Further, the increase in mature miRNA levels was inversely proportional to the decrease in pre-miRNA levels, Kalluri pointed out.

Further experimentation revealed the presence of several RISC-loading proteins (RLPs) required for proper miRNA functioning — Dicer, and TAR RNA binding protein (TRBP), and Argonaute 2 —in cancer exosomes but not normosomes.

Notably, the researchers were able to direct pre-miRNA processing in cancer exosomes by electroporating synthetic pre-miR-10b and -21, as well as the C. elegans precursors pre-cel-1 pre-miRNA, into them. In line with previous observations, pre-miRNAs levels decreased and mature miRNA levels increased as the exosomes were cultured over 72 hours.

In recent years, there has been a growing body of evidence linking exosomes to cancer progression. One report demonstrated that melanoma-derived exosomes play a role in metastasis, and another that exosomes derived from fibroblasts play a role in the migration of breast cancer cells. Exosomes derived from cancer cells have been found to have a protumorigenic role associated with the transfer of mRNA and proangiogenic proteins, as well as contribute to the horizontal transfer of oncogenes.

In this latest study, Kalluri and his collaborators also showed that cancer exosomes can mediate rapid and efficient mRNA silencing, thereby reprogramming the transcriptome of target cells, but not in the absence of Dicer.

They further found that exosomes from the sera of breast cancer patients, but not healthy individuals, contained Dicer and processed pre-miRNAs into mature miRNAs. When these cancer exosomes were combined with human breast epithelial cells and were injected orthotopically into the mammary tissue of mice, they induced tumor formation. Exosomes from sera of healthy donors had no tumorigenic effect.

To Kalluri, the findings suggest that exosomes might prove useful as cancer biomarkers. "Only cancer exosomes contain Dicer," he explained. "So if we isolate exosomes from circulation in an individual [and] you see Dicer, that's a pretty good indication that that person has cancer."

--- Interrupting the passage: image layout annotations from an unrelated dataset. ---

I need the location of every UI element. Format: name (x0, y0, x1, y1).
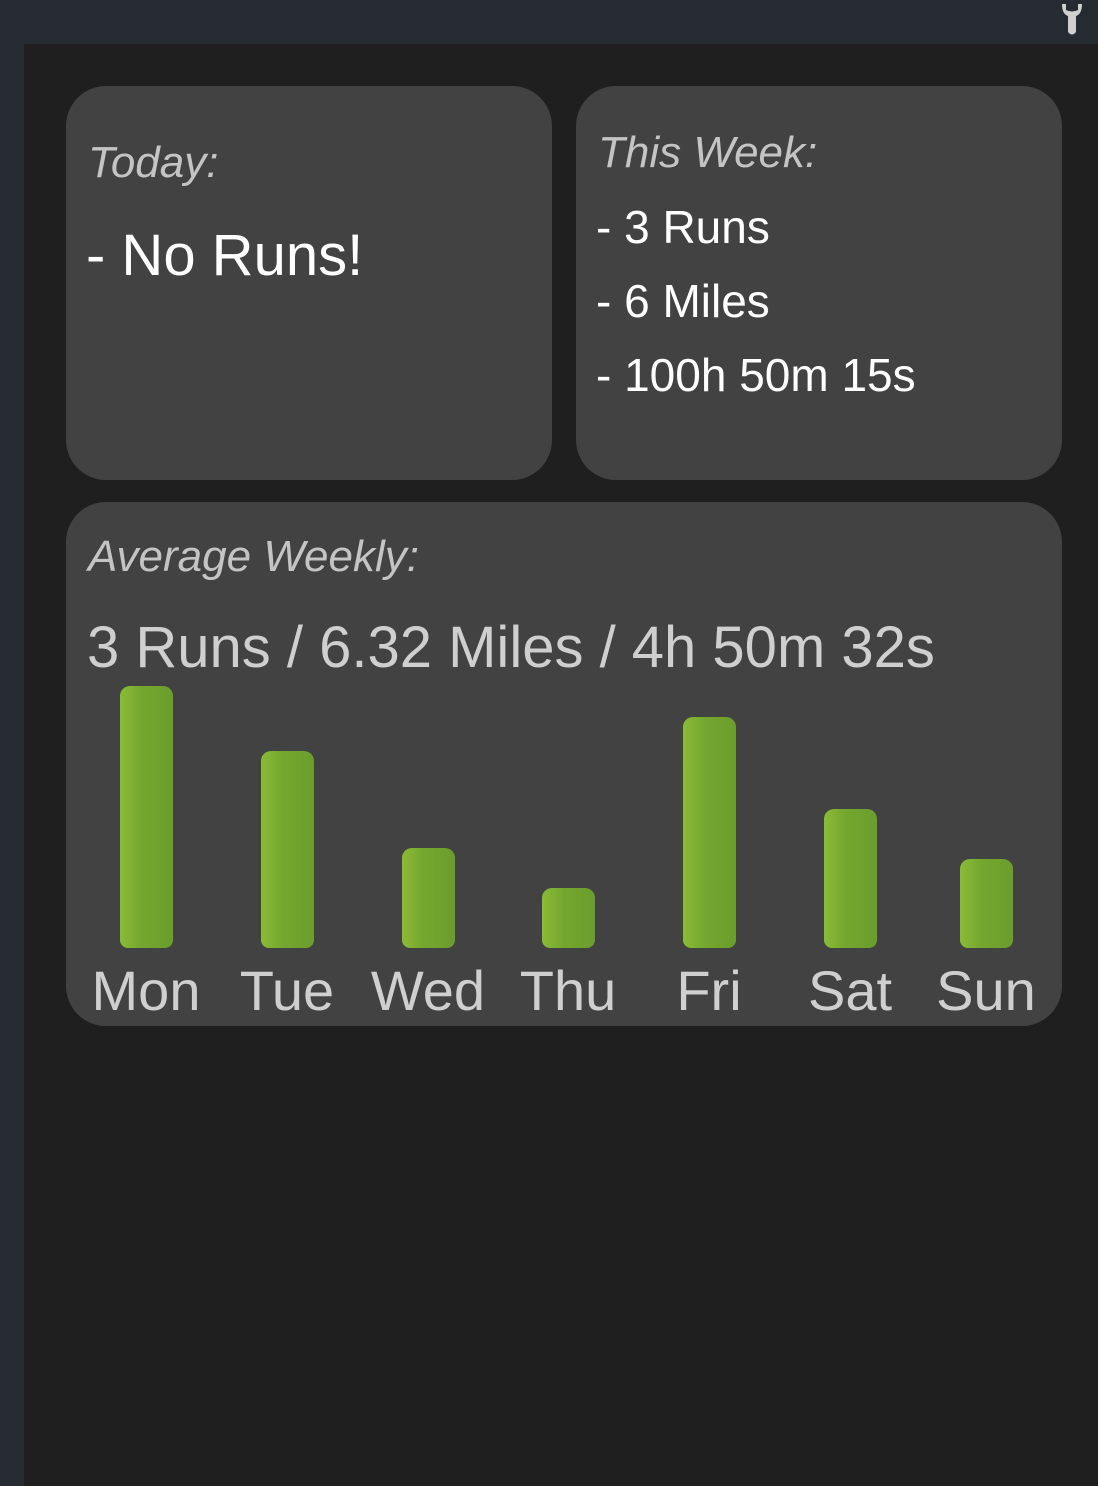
day-label-thu: Thu (519, 959, 617, 1022)
average-weekly-label: Average Weekly: (88, 532, 419, 581)
bar-thu (542, 888, 595, 948)
day-label-fri: Fri (676, 959, 742, 1022)
today-status: - No Runs! (86, 223, 364, 288)
this-week-time: - 100h 50m 15s (596, 349, 916, 401)
today-label: Today: (88, 138, 219, 187)
top-bar (0, 0, 1098, 44)
day-label-wed: Wed (370, 959, 486, 1022)
bar-sat (824, 809, 877, 948)
day-label-sat: Sat (807, 959, 893, 1022)
this-week-card: This Week: - 3 Runs - 6 Miles - 100h 50m… (576, 86, 1062, 480)
day-label-tue: Tue (239, 959, 335, 1022)
wrench-icon[interactable] (1058, 2, 1086, 38)
today-card: Today: - No Runs! (66, 86, 552, 480)
this-week-runs: - 3 Runs (596, 201, 770, 253)
bar-fri (683, 717, 736, 948)
bar-mon (120, 686, 173, 948)
bar-wed (402, 848, 455, 948)
bar-sun (960, 859, 1013, 948)
average-weekly-card: Average Weekly: 3 Runs / 6.32 Miles / 4h… (66, 502, 1062, 1026)
bar-tue (261, 751, 314, 948)
this-week-miles: - 6 Miles (596, 275, 770, 327)
this-week-label: This Week: (598, 128, 818, 177)
day-label-mon: Mon (91, 959, 201, 1022)
day-label-sun: Sun (936, 959, 1036, 1022)
average-weekly-summary: 3 Runs / 6.32 Miles / 4h 50m 32s (87, 615, 935, 680)
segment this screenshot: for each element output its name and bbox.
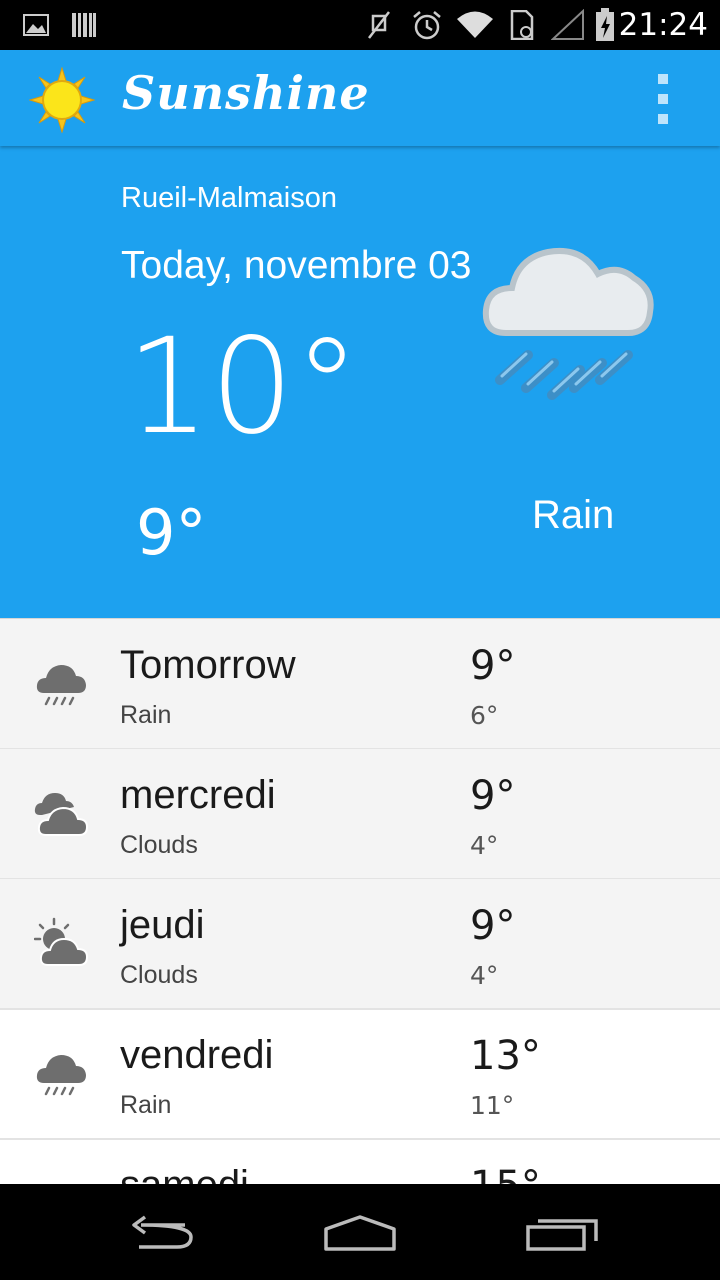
forecast-description: Rain [120,701,172,729]
clock: 21:24 [618,7,708,43]
clouds-icon [34,787,89,841]
status-bar: 21:24 [0,0,720,50]
barcode-icon [71,0,97,50]
forecast-day: samedi [120,1163,249,1185]
forecast-high-temp: 9° [470,773,516,819]
rain-icon [34,657,88,711]
forecast-description: Clouds [120,831,198,859]
today-low-temp: 9° [136,496,207,569]
today-date: Today, novembre 03 [121,244,472,287]
forecast-day: vendredi [120,1033,274,1077]
back-icon[interactable] [120,1206,200,1260]
forecast-item[interactable]: jeudi Clouds 9° 4° [0,879,720,1010]
overflow-menu-icon[interactable] [648,74,678,124]
today-panel[interactable]: Rueil-Malmaison Today, novembre 03 10° 9… [0,146,720,618]
forecast-description: Clouds [120,961,198,989]
today-high-temp: 10° [126,310,360,464]
gallery-icon [22,0,50,50]
forecast-item[interactable]: vendredi Rain 13° 11° [0,1009,720,1140]
home-icon[interactable] [320,1206,400,1260]
forecast-low-temp: 6° [470,701,499,730]
forecast-low-temp: 4° [470,831,499,860]
app-bar: Sunshine [0,50,720,146]
sim-icon [508,0,536,50]
partly-cloudy-icon [33,917,89,971]
rain-icon [478,230,660,410]
navigation-bar [0,1184,720,1280]
battery-icon [594,0,616,50]
forecast-high-temp: 13° [470,1033,541,1079]
forecast-high-temp: 9° [470,643,516,689]
today-description: Rain [532,493,615,537]
forecast-item[interactable]: Tomorrow Rain 9° 6° [0,619,720,750]
forecast-item[interactable]: samedi 15° [0,1139,720,1185]
forecast-high-temp: 15° [470,1163,541,1185]
forecast-description: Rain [120,1091,172,1119]
city-name: Rueil-Malmaison [121,182,337,214]
forecast-low-temp: 4° [470,961,499,990]
alarm-icon [410,0,444,50]
forecast-day: jeudi [120,903,205,947]
forecast-high-temp: 9° [470,903,516,949]
rain-icon [34,1047,88,1101]
forecast-day: mercredi [120,773,276,817]
app-title: Sunshine [122,66,370,120]
forecast-low-temp: 11° [470,1091,515,1120]
forecast-day: Tomorrow [120,643,296,687]
sun-icon [28,66,96,134]
recents-icon[interactable] [522,1206,602,1260]
wifi-icon [455,0,495,50]
forecast-item[interactable]: mercredi Clouds 9° 4° [0,749,720,880]
mute-icon [364,0,394,50]
signal-icon [550,0,586,50]
forecast-list[interactable]: Tomorrow Rain 9° 6° mercredi Clouds 9° 4… [0,618,720,1185]
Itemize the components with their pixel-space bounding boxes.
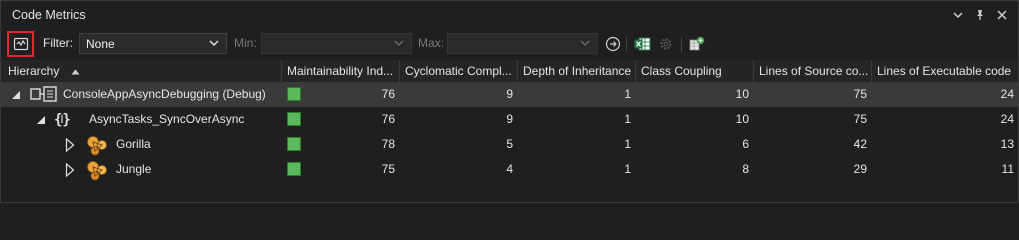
sort-ascending-icon — [71, 69, 80, 75]
row-name: Jungle — [116, 162, 152, 176]
maintainability-cell: 78 — [281, 132, 399, 157]
collapsed-arrow-icon[interactable] — [65, 163, 75, 177]
depth-cell: 1 — [624, 87, 631, 101]
toolbar-separator — [681, 37, 682, 52]
title-bar: Code Metrics — [1, 1, 1018, 28]
column-header-depth[interactable]: Depth of Inheritance — [517, 60, 635, 82]
source-lines-cell: 42 — [853, 137, 867, 151]
calculate-metrics-button[interactable] — [7, 31, 34, 57]
row-name: ConsoleAppAsyncDebugging (Debug) — [63, 87, 266, 101]
apply-filter-icon[interactable] — [604, 35, 622, 53]
table-row[interactable]: Jungle 75 4 1 8 29 11 — [1, 157, 1018, 182]
table-row[interactable]: {} AsyncTasks_SyncOverAsync 76 9 1 10 75… — [1, 107, 1018, 132]
maintainability-indicator — [287, 112, 301, 126]
filter-dropdown[interactable]: None — [79, 33, 227, 54]
column-header-executable-lines[interactable]: Lines of Executable code — [871, 60, 1018, 82]
executable-lines-cell: 13 — [1000, 137, 1014, 151]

And while the discovery that miRNA biogenesis can occur outside of a cell is intriguing from a basic science point of view, he added, it may also have clinical implications, with exosomes being co-opted as a sort of biological factory where miRNAs can be created and then delivered to areas of the body where they could have a therapeutic effect.

Still, Kalluri cautioned that the data are preliminary and that work is underway in his lab to extend the findings to other cancer types.